Quantum chaos and semiclassical behavior in mushroom billiards I: Spectral statistics

TL;DR

This paper investigates quantum chaos in mushroom billiards, demonstrating that spectral statistics transition from deviations to Berry-Robnik distribution at high energies, with weak localization effects well described by the Berry-Robnik-Brody distribution.

Contribution

It provides the first detailed spectral statistical analysis of mushroom billiards, confirming theoretical predictions and applying new analytical distributions without fitting.

Findings

Level spacing distribution aligns with Berry-Robnik distribution at high k

Deviations at lower k are explained by Berry-Robnik-Brody distribution

Analytical theory of level spacing ratios agrees with numerical results

Abstract

We study the aspects of quantum chaos in mushroom billiards introduced by Bunimovich. This family of billiards classically has the property of mixed phase space with precisely one entirely regular and one fully chaotic (ergodic) component, whose size depends on the width w of the stem, and has two limiting geometries, namely the circle (as the integrable system) and stadium (as the fully chaotic system). Therefore, this one-parameter system is ideal to study the semiclassical behavior of the quantum counterpart.

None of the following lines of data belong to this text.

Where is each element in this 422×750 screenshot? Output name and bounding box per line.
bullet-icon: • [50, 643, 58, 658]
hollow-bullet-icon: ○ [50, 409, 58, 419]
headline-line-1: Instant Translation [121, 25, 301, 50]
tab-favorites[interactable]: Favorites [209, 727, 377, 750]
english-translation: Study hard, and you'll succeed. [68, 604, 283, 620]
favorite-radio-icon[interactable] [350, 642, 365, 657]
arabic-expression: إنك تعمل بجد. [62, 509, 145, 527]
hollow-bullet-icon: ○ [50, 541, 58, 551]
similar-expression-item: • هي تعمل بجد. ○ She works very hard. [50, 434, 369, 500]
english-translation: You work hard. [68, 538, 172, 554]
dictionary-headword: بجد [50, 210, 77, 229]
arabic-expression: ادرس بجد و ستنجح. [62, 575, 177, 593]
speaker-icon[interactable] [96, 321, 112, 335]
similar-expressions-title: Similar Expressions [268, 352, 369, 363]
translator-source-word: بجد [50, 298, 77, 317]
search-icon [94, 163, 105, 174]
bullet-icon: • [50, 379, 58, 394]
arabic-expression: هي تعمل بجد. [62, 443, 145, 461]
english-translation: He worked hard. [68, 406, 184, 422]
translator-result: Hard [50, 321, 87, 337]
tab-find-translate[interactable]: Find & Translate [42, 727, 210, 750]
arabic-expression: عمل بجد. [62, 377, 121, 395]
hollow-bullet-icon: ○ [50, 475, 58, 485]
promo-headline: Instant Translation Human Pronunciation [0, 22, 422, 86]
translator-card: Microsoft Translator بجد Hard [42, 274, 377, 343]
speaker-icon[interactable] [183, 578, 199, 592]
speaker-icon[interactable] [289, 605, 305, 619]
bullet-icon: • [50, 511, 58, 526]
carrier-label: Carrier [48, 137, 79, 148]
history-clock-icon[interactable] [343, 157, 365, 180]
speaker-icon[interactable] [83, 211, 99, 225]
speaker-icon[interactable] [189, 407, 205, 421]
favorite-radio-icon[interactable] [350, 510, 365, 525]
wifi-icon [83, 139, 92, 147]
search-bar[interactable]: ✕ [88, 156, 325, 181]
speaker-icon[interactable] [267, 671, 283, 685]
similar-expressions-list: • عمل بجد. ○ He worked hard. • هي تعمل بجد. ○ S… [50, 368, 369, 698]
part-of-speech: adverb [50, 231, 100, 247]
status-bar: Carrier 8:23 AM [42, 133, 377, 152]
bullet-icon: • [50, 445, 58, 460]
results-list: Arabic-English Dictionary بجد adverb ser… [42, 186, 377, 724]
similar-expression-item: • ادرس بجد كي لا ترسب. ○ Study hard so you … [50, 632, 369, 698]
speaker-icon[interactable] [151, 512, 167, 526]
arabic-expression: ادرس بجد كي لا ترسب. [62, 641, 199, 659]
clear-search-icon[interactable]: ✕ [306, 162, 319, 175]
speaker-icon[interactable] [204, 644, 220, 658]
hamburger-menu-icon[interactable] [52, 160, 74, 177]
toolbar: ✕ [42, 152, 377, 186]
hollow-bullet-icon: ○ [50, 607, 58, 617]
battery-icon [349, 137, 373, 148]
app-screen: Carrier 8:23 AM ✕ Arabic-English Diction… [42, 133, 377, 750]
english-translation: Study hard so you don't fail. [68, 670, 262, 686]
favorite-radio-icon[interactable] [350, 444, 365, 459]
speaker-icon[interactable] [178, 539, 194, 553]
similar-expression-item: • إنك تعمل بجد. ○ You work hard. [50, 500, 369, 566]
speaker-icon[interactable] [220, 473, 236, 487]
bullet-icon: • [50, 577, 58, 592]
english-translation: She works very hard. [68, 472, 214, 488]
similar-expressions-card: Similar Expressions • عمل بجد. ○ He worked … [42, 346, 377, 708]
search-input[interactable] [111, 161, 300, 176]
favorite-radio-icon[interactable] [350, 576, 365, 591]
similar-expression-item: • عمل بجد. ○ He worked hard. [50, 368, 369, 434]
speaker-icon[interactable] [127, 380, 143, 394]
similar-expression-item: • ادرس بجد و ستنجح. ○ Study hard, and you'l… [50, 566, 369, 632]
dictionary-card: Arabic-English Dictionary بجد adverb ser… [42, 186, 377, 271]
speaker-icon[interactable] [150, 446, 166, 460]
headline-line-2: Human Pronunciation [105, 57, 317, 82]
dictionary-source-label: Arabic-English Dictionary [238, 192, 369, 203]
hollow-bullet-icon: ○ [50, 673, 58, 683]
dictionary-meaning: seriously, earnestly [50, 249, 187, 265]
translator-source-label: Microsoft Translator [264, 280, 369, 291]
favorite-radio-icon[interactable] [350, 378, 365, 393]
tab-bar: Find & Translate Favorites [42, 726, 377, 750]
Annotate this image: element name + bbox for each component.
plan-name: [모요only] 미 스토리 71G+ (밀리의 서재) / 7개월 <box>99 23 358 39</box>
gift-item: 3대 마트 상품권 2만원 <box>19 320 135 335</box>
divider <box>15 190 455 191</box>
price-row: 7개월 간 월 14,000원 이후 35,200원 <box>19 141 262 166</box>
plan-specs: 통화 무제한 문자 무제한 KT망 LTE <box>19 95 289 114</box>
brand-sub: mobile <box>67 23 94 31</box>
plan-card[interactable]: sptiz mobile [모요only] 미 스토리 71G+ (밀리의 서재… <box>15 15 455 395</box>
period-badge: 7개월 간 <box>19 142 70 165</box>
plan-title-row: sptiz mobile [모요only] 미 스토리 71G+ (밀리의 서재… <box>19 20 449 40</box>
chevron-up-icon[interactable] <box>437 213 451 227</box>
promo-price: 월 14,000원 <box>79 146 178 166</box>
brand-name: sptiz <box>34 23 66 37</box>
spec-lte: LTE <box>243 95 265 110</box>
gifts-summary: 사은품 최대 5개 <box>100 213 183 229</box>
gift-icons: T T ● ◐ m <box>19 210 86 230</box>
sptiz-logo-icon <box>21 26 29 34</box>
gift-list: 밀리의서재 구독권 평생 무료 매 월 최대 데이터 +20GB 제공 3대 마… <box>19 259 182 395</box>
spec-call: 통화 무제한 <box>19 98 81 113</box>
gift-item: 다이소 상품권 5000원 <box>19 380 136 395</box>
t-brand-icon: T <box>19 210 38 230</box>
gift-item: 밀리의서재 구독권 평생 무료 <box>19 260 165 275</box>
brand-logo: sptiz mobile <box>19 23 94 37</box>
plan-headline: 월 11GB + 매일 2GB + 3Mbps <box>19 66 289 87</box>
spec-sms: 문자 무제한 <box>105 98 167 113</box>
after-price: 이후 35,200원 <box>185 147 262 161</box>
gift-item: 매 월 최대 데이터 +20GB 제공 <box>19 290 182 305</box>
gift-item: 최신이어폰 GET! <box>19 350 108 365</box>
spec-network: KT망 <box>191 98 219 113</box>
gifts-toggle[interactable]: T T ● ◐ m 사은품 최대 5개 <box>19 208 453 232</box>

Here, in paper I, we study the spectral statistics as a function of the geometry defined by w, and as a function of the semiclassical parameter k, which in this case is just the wavenumber k. We show that at sufficiently large k the level spacing distribution is excellently described by the Berry-Robnik (BR) distribution (without fitting). At lower k the small deviations from it can be well described by the Berry-Robnik-Brody (BRB) distribution, which captures the effects of weak dynamical localization of Poincar\'e-Husimi functions. We also employ the analytical theory of the level spacing ratios distribution P(r) for mixed-type systems, recently obtained by Yan (2025), which does not require a spectral unfolding procedure, and show excellent agreement with numerics in the semiclassical limit of large k. In paper II we shall analyze the eigenstates by means of Poincar\'e-Husimi functions.